Wunderkammern

Trouvailles pour esprits curieux

Le salon du négligé. Mélodies et Sonates pour violon et piano de Benjamin Godard

Gustave Caillebotte Jeune homme à la fenêtre

Gustave Caillebotte (Paris, 1848 – Gennevilliers, 1894),
Jeune homme à la fenêtre, 1875
Huile sur toile, 117 x 82 cm, Collection particulière

 

Porté par son projet ambitieux de donner l’image la plus exacte et donc la plus diverse possible de la musique romantique française, cet adjectif devant se comprendre dans une acception chronologique large (de 1770 à 1930 environ), le Palazzetto Bru Zane s’est fait une spécialité d’exhumer des compositeurs dont la postérité ne se résumait parfois qu’à une poignée de lignes dans des ouvrages spécialisés ; ont ainsi ressurgi des oubliettes de l’histoire Théodore Dubois ou Félicien David, et on ne doute pas que d’autres surprises sont en préparation.
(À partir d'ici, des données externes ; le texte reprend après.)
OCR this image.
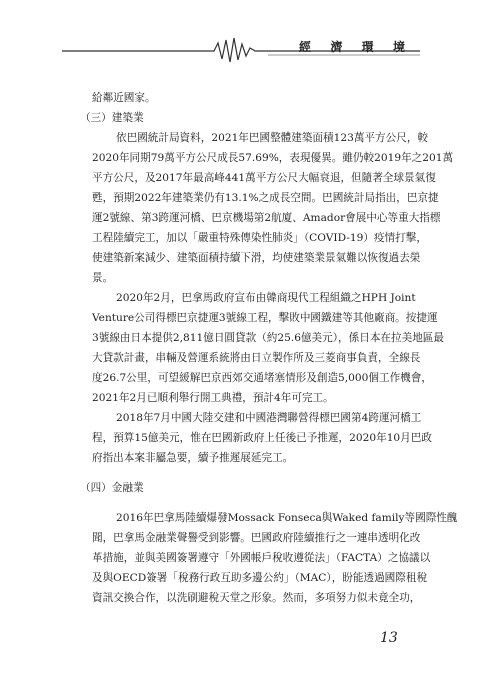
經 濟 環 境
給鄰近國家。
（三）建築業
依巴國統計局資料，2021年巴國整體建築面積123萬平方公尺，較
2020年同期79萬平方公尺成長57.69%，表現優異。雖仍較2019年之201萬
平方公尺，及2017年最高峰441萬平方公尺大幅衰退，但隨著全球景氣復
甦，預期2022年建築業仍有13.1%之成長空間。巴國統計局指出，巴京捷
運2號線、第3跨運河橋、巴京機場第2航廈、Amador會展中心等重大指標
工程陸續完工，加以「嚴重特殊傳染性肺炎」（COVID-19）疫情打擊，
使建築新案減少、建築面積持續下滑，均使建築業景氣難以恢復過去榮
景。
2020年2月，巴拿馬政府宣布由韓商現代工程組織之HPH Joint
Venture公司得標巴京捷運3號線工程，擊敗中國鐵建等其他廠商。按捷運
3號線由日本提供2,811億日圓貸款（約25.6億美元），係日本在拉美地區最
大貸款計畫，串輛及營運系統將由日立製作所及三菱商事負責，全線長
度26.7公里，可望緩解巴京西郊交通堵塞情形及創造5,000個工作機會，
2021年2月已順利舉行開工典禮，預計4年可完工。
2018年7月中國大陸交建和中國港灣聯營得標巴國第4跨運河橋工
程，預算15億美元，惟在巴國新政府上任後已予推遲，2020年10月巴政
府指出本案非屬急要，續予推遲展延完工。
（四）金融業
2016年巴拿馬陸續爆發Mossack Fonseca與Waked family等國際性醜
聞，巴拿馬金融業聲譽受到影響。巴國政府陸續推行之一連串透明化改
革措施，並與美國簽署遵守「外國帳戶稅收遵從法」（FACTA）之協議以
及與OECD簽署「稅務行政互助多邊公約」（MAC），盼能透過國際租稅
資訊交換合作，以洗刷避稅天堂之形象。然而，多項努力似未竟全功，
13
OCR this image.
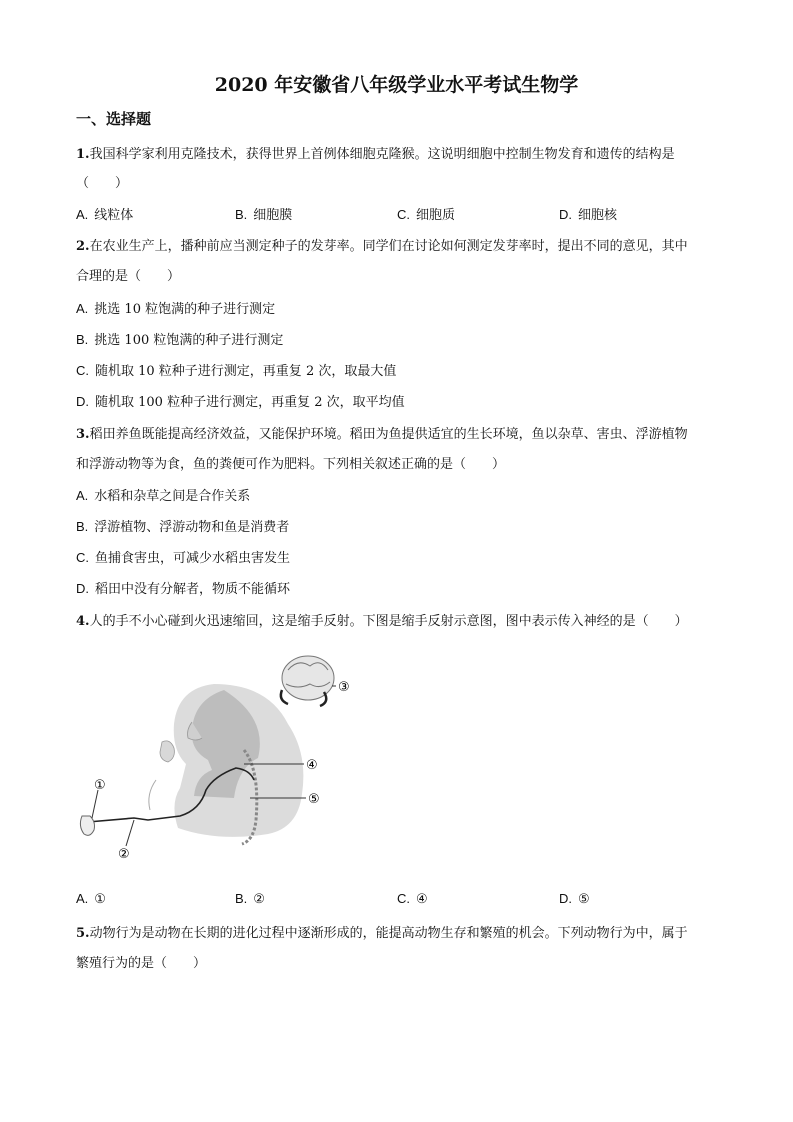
2020 年安徽省八年级学业水平考试生物学
一、选择题
1.我国科学家利用克隆技术，获得世界上首例体细胞克隆猴。这说明细胞中控制生物发育和遗传的结构是
（　　）
A. 线粒体	B. 细胞膜	C. 细胞质	D. 细胞核
2.在农业生产上，播种前应当测定种子的发芽率。同学们在讨论如何测定发芽率时，提出不同的意见，其中
合理的是（　　）
A. 挑选 10 粒饱满的种子进行测定
B. 挑选 100 粒饱满的种子进行测定
C. 随机取 10 粒种子进行测定，再重复 2 次，取最大值
D. 随机取 100 粒种子进行测定，再重复 2 次，取平均值
3.稻田养鱼既能提高经济效益，又能保护环境。稻田为鱼提供适宜的生长环境，鱼以杂草、害虫、浮游植物
和浮游动物等为食，鱼的粪便可作为肥料。下列相关叙述正确的是（　　）
A. 水稻和杂草之间是合作关系
B. 浮游植物、浮游动物和鱼是消费者
C. 鱼捕食害虫，可减少水稻虫害发生
D. 稻田中没有分解者，物质不能循环
4.人的手不小心碰到火迅速缩回，这是缩手反射。下图是缩手反射示意图，图中表示传入神经的是（　　）
③
④
⑤
①
②
A. ①	B. ②	C. ④	D. ⑤
5.动物行为是动物在长期的进化过程中逐渐形成的，能提高动物生存和繁殖的机会。下列动物行为中，属于
繁殖行为的是（　　）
Le festival organisé à Venise en ce mois d’avril 2016 met à l’honneur un nouveau méconnu, Benjamin Godard, dont je n’avais personnellement jamais entendu la moindre note avant la parution, au printemps dernier chez Timpani, d’un disque malheureusement décevant (comprendra-t-on un jour que jouer ce type de musique de façon appuyée, sur-vibrée et vaguement sentimentale la dessert terriblement ?) rassemblant ses trois quatuors à cordes ; mon goût pour la musique de chambre et la mélodie a fini par avoir raison des quelques réticences provoquées par ce premier rendez-vous manqué et m’a donné l’envie de me pencher plus avant sur deux nouveautés discographiques.

Benjamin Godard est l’exact contemporain d’un des plus attachants peintres impressionnistes, Gustave Caillebotte ; tous deux étaient parisiens et fils d’un milieu suffisamment aisé pour leur permettre de cultiver leurs prédispositions artistiques en suivant l’enseignement de maîtres renommés ; tous deux moururent avant d’avoir atteint cinquante ans. L’essentiel des comparaisons s’arrête ici, et si Gustave douta toujours de ses capacités, on fit souvent le reproche à Benjamin d’accorder trop de confiance aux siennes. Il faut dire que ses dons précoces pour le violon, fortifiés entre autres auprès d’Henri Vieuxtemps, puis son beau parcours au Conservatoire dans la classe d’Henri Reber, malgré deux échecs au concours du prix de Rome, Benjamin Godard Un coin de la propriété de Vieuxtemps près de Francfortavaient de quoi lui conférer une certaine assurance. Très actif dans le domaine de la musique de chambre, ce qui n’allait pas naturellement de soi à l’époque et lui valut la bienveillance de la Société Nationale de Musique aux activités de laquelle il participa aussi bien en qualité de compositeur que d’interprète, c’est néanmoins sa symphonie dramatique Le Tasse qui lui apporta une reconnaissance officielle en lui permettant d’obtenir le Prix de la Ville de Paris en 1878. Mais à l’instar de tous ses contemporains, la gloire ne pouvait venir pour lui que de l’opéra, genre auquel il se consacra assidûment dès 1880 sans y rencontrer le succès qu’il escomptait puisque, suprême ironie, des six ouvrages lyriques qu’il composa, le seul qui le lui offrit fut La Vivandière, créée en avril 1895, quatre mois après la mort de Godard, une partition dont la résurrection montpelliéraine de 2013 n’a pas, c’est le moins que l’on puisse dire, suscité l’enthousiasme.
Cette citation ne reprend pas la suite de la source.